In the 21st century, it is morally indefensible that women competitors in a Grand Slam tournament should be receiving considerably less prize money than their male counterparts.The article notes that Wimbledon is paying roughly $1.17 million to the men's champion while paying roughly $1.12 million to the women's champion. That's a difference of roughly 5 percent.
I agree it's morally indefensible for unequal pay for the equal "work." But is the work equal?
Men play a best of 5 series while women play a best of 3 series. If I take a middle of the road approach, let's say the men's champion wins each of his matches 6-3, 6-3, 6-3, and the women's champion wins each of her matches 6-3, 6-3. The tournament is 7 rounds long, and the men's champion will have played 189 games to the woman's to the woman's 126, or about 33% more games.

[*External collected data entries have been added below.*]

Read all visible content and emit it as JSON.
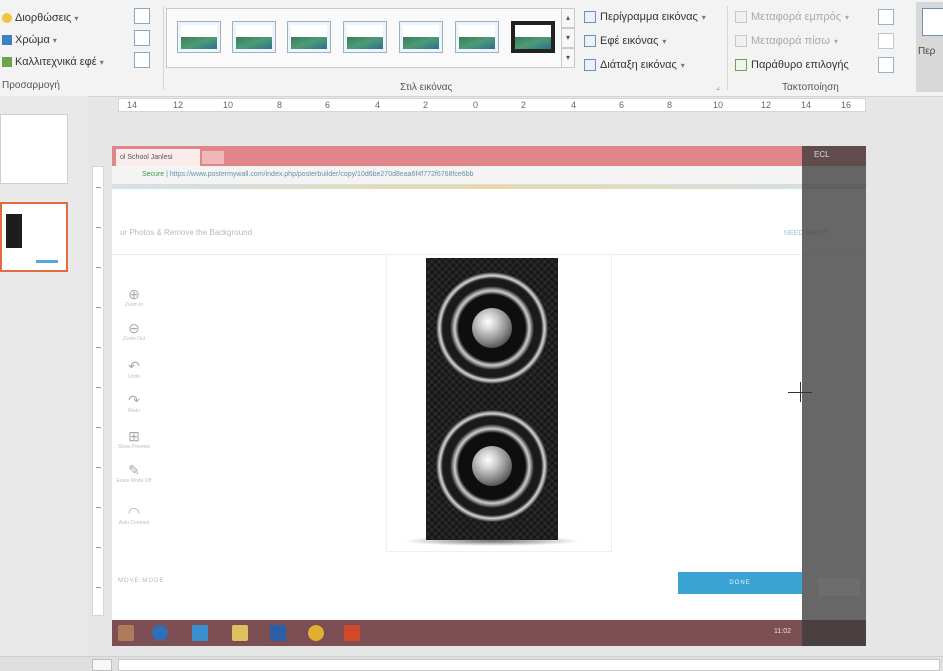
{
  "ribbon": {
    "adjust": {
      "items": [
        "Διορθώσεις",
        "Χρώμα",
        "Καλλιτεχνικά εφέ"
      ],
      "group_label": "Προσαρμογή"
    },
    "styles": {
      "group_label": "Στιλ εικόνας",
      "thumb_count": 7,
      "commands": [
        "Περίγραμμα εικόνας",
        "Εφέ εικόνας",
        "Διάταξη εικόνας"
      ]
    },
    "arrange": {
      "group_label": "Τακτοποίηση",
      "commands": [
        "Μεταφορά εμπρός",
        "Μεταφορά πίσω",
        "Παράθυρο επιλογής"
      ]
    },
    "big_button_label": "Περ"
  },
  "ruler": {
    "labels": [
      "14",
      "12",
      "10",
      "8",
      "6",
      "4",
      "2",
      "0",
      "2",
      "4",
      "6",
      "8",
      "10",
      "12",
      "14",
      "16"
    ]
  },
  "screenshot": {
    "tab_title": "ol School Janlesi",
    "address": {
      "secure_label": "Secure",
      "url": "https://www.postermywall.com/index.php/posterbuilder/copy/10d6be270d8eaa6f4f772f6768fce6bb"
    },
    "heading": "ur Photos & Remove the Background",
    "link": "NEED HELP?",
    "tools": [
      {
        "glyph": "⊕",
        "label": "Zoom In"
      },
      {
        "glyph": "⊖",
        "label": "Zoom Out"
      },
      {
        "glyph": "↶",
        "label": "Undo"
      },
      {
        "glyph": "↷",
        "label": "Redo"
      },
      {
        "glyph": "⊞",
        "label": "Show Preview"
      },
      {
        "glyph": "✎",
        "label": "Erase Mode Off"
      },
      {
        "glyph": "◠",
        "label": "Auto Contrast"
      }
    ],
    "mode_label": "MOVE MODE",
    "done_button": "DONE",
    "overlay_label": "ECL",
    "taskbar_time": "11:02"
  },
  "colors": {
    "browser_chrome": "#e0868a",
    "accent_blue": "#3aa3d4",
    "taskbar": "#7c4f55",
    "selected_slide_border": "#e06c40"
  }
}
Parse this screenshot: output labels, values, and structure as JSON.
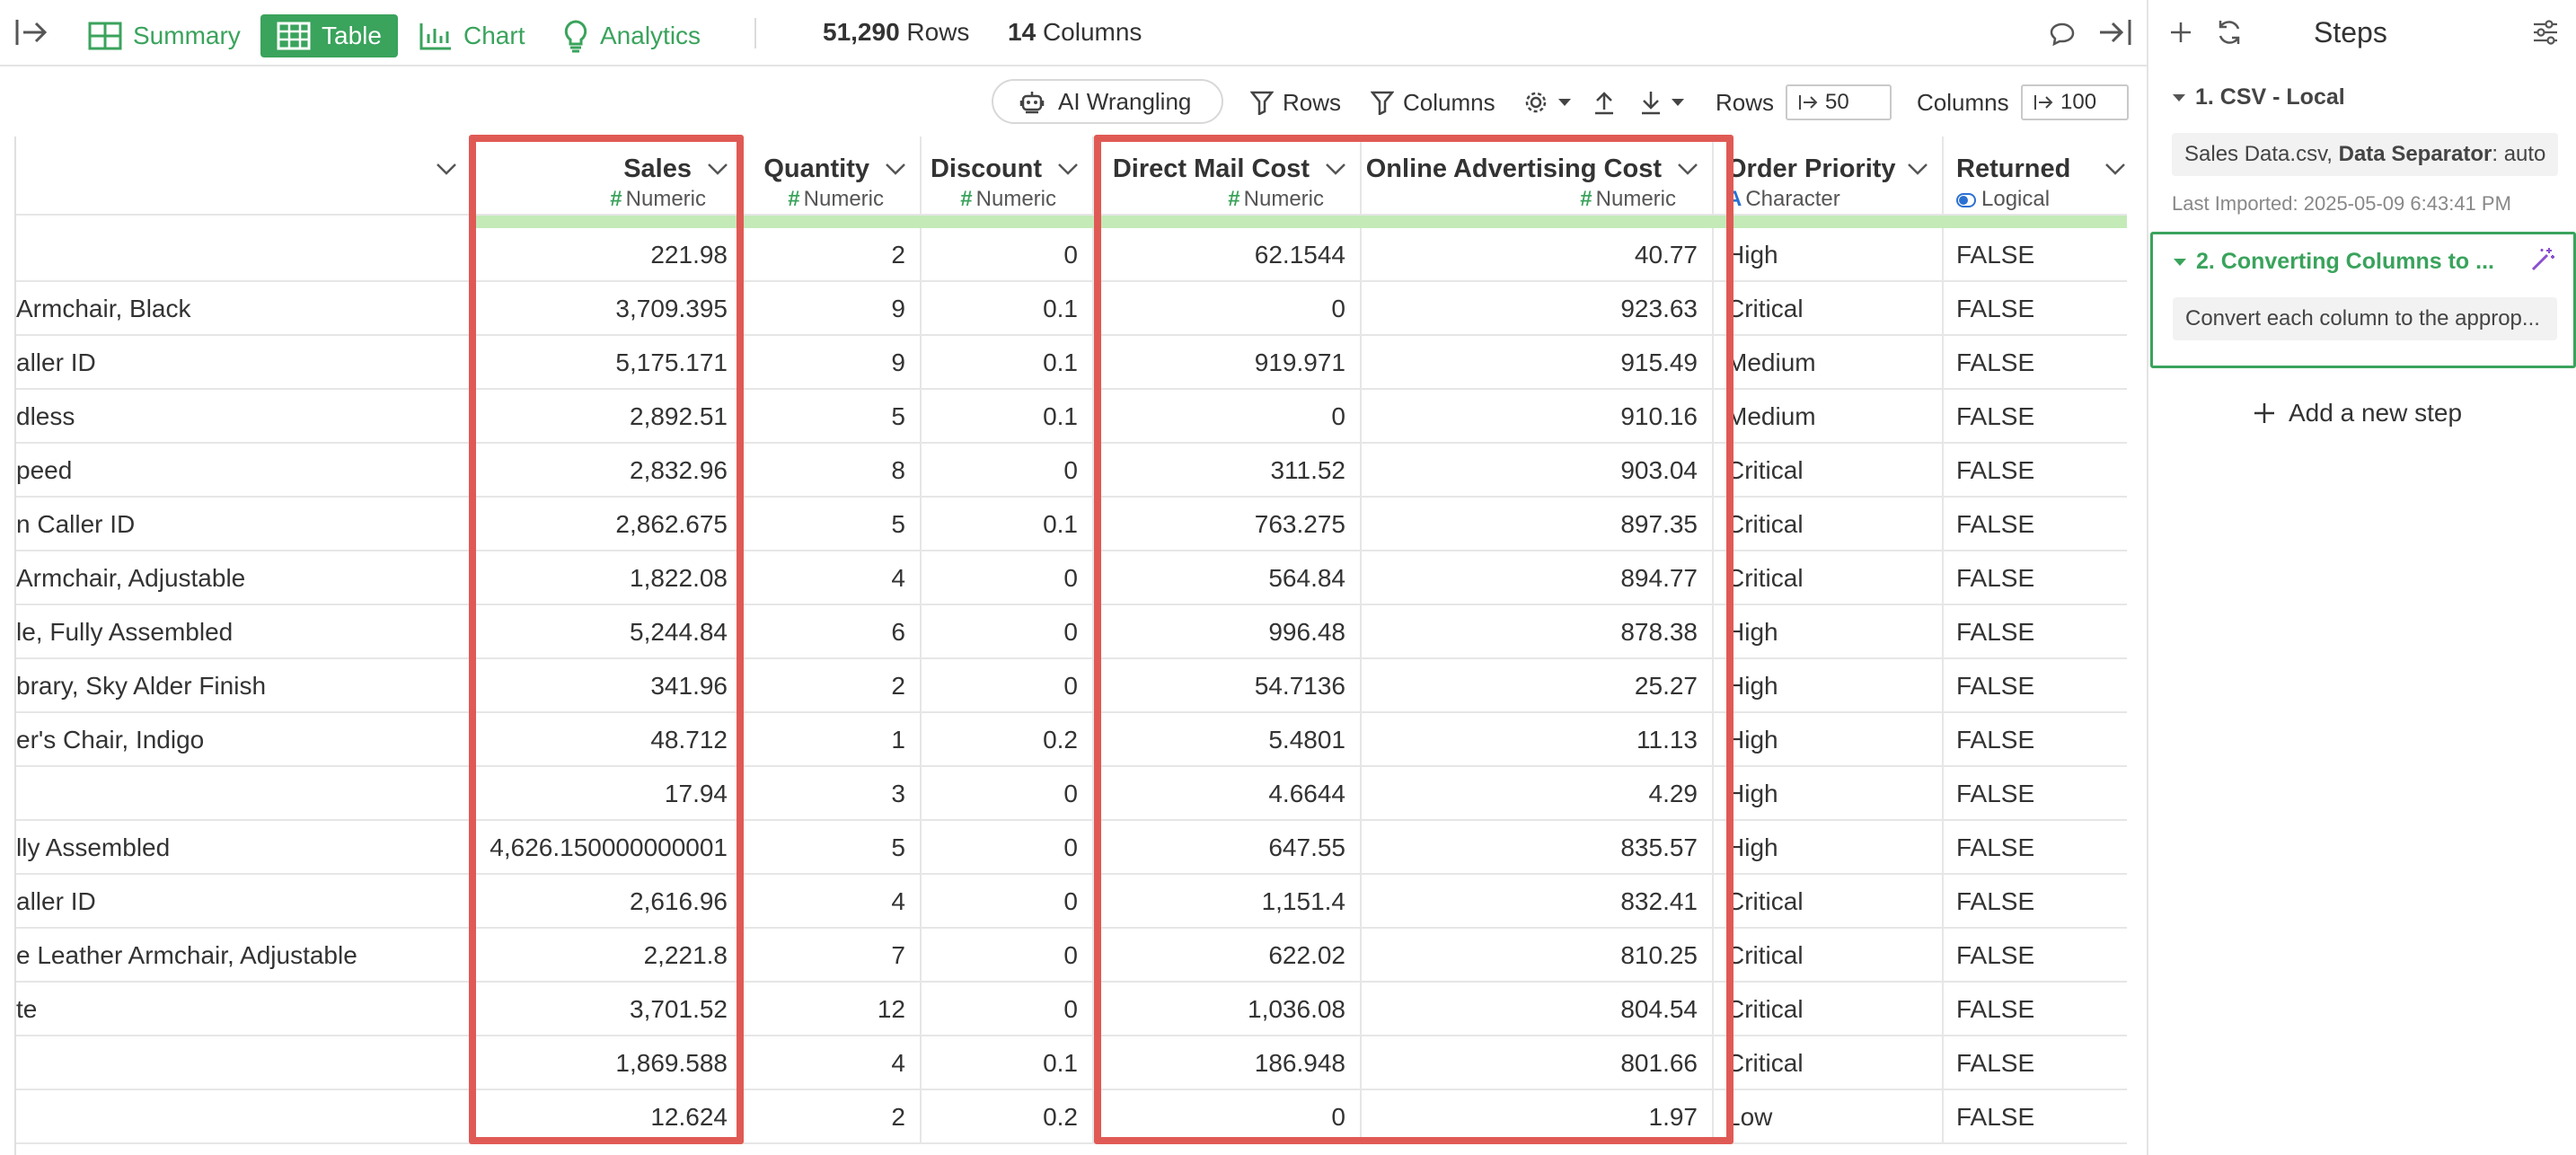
{
  "toolbar": {
    "tabs": [
      {
        "label": "Summary",
        "icon": "summary-icon"
      },
      {
        "label": "Table",
        "icon": "table-icon",
        "active": true
      },
      {
        "label": "Chart",
        "icon": "chart-icon"
      },
      {
        "label": "Analytics",
        "icon": "analytics-icon"
      }
    ],
    "rows_count": "51,290",
    "rows_label": "Rows",
    "columns_count": "14",
    "columns_label": "Columns"
  },
  "toolbar2": {
    "ai_wrangling": "AI Wrangling",
    "rows_filter": "Rows",
    "columns_filter": "Columns",
    "rows_label": "Rows",
    "rows_value": "50",
    "columns_label": "Columns",
    "columns_value": "100"
  },
  "table": {
    "columns": [
      {
        "name": "",
        "type": "",
        "type_icon": ""
      },
      {
        "name": "Sales",
        "type": "Numeric",
        "type_icon": "#"
      },
      {
        "name": "Quantity",
        "type": "Numeric",
        "type_icon": "#"
      },
      {
        "name": "Discount",
        "type": "Numeric",
        "type_icon": "#"
      },
      {
        "name": "Direct Mail Cost",
        "type": "Numeric",
        "type_icon": "#"
      },
      {
        "name": "Online Advertising Cost",
        "type": "Numeric",
        "type_icon": "#"
      },
      {
        "name": "Order Priority",
        "type": "Character",
        "type_icon": "A"
      },
      {
        "name": "Returned",
        "type": "Logical",
        "type_icon": "toggle"
      }
    ],
    "rows": [
      [
        "",
        "221.98",
        "2",
        "0",
        "62.1544",
        "40.77",
        "High",
        "FALSE"
      ],
      [
        "Armchair, Black",
        "3,709.395",
        "9",
        "0.1",
        "0",
        "923.63",
        "Critical",
        "FALSE"
      ],
      [
        "aller ID",
        "5,175.171",
        "9",
        "0.1",
        "919.971",
        "915.49",
        "Medium",
        "FALSE"
      ],
      [
        "dless",
        "2,892.51",
        "5",
        "0.1",
        "0",
        "910.16",
        "Medium",
        "FALSE"
      ],
      [
        "peed",
        "2,832.96",
        "8",
        "0",
        "311.52",
        "903.04",
        "Critical",
        "FALSE"
      ],
      [
        "n Caller ID",
        "2,862.675",
        "5",
        "0.1",
        "763.275",
        "897.35",
        "Critical",
        "FALSE"
      ],
      [
        "Armchair, Adjustable",
        "1,822.08",
        "4",
        "0",
        "564.84",
        "894.77",
        "Critical",
        "FALSE"
      ],
      [
        "le, Fully Assembled",
        "5,244.84",
        "6",
        "0",
        "996.48",
        "878.38",
        "High",
        "FALSE"
      ],
      [
        "brary, Sky Alder Finish",
        "341.96",
        "2",
        "0",
        "54.7136",
        "25.27",
        "High",
        "FALSE"
      ],
      [
        "er's Chair, Indigo",
        "48.712",
        "1",
        "0.2",
        "5.4801",
        "11.13",
        "High",
        "FALSE"
      ],
      [
        "",
        "17.94",
        "3",
        "0",
        "4.6644",
        "4.29",
        "High",
        "FALSE"
      ],
      [
        "lly Assembled",
        "4,626.150000000001",
        "5",
        "0",
        "647.55",
        "835.57",
        "High",
        "FALSE"
      ],
      [
        "aller ID",
        "2,616.96",
        "4",
        "0",
        "1,151.4",
        "832.41",
        "Critical",
        "FALSE"
      ],
      [
        "e Leather Armchair, Adjustable",
        "2,221.8",
        "7",
        "0",
        "622.02",
        "810.25",
        "Critical",
        "FALSE"
      ],
      [
        "te",
        "3,701.52",
        "12",
        "0",
        "1,036.08",
        "804.54",
        "Critical",
        "FALSE"
      ],
      [
        "",
        "1,869.588",
        "4",
        "0.1",
        "186.948",
        "801.66",
        "Critical",
        "FALSE"
      ],
      [
        "",
        "12.624",
        "2",
        "0.2",
        "0",
        "1.97",
        "Low",
        "FALSE"
      ]
    ]
  },
  "panel": {
    "title": "Steps",
    "step1_title": "1. CSV - Local",
    "step1_file": "Sales Data.csv,",
    "step1_sep_label": "Data Separator",
    "step1_sep_value": ": auto",
    "step1_meta": "Last Imported: 2025-05-09 6:43:41 PM",
    "step2_title": "2. Converting Columns to ...",
    "step2_desc": "Convert each column to the approp...",
    "add_step": "Add a new step"
  },
  "colors": {
    "accent_green": "#3aa35c",
    "highlight_red": "#e05a55",
    "histogram_green": "#c4eab8"
  }
}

Or, let's look at last year's results. Roger Federer's road to the championship:
6-4, 6-2, 6-4 (Paul-Henri Mathieu)
6-4, 6-4, 6-1 (Ivo Minar)
6-2, 6-7, 6-1, 7-5 (Nicolas Kiefer)
6-3, 6-4, 7-6 (Juan Carlos Ferrero)
7-5, 6-2, 7-6 (Fernando Gonzalez)
6-3, 6-4, 7-6 (Lleyton Hewitt)
6-2, 7-6, 6-4 (Andy Roddick)
That's a total of 223 games by my count. Now, the women's champion, Venus Williams:
6-2, 6-4 (Eva Birnerova)
7-5, 6-3 (Nicole Pratt)
7-5, 6-3 (Daniela Hantuchova)
6-0, 6-2 (Jill Craybas)
6-0, 7-6 (Mary Pierce)
7-6, 6-1 (Mario Sharapova)
4-6, 7-6, 9-7 (Lindsay Davenport)
By my count that's 143 games. Or, about 36% less games than the men's champion.
The stats are all from Wimbledon.org, and the only unfortunate thing is that they didn't post the elapsed time of the matches.
So, let's see, about a third less work for 5 percent less pay. What is the complaint about again? The only way I can see this complaint being valid is if the women's game generates more revenue than the men's game. Given that the men's games are long I can't see how that's possible.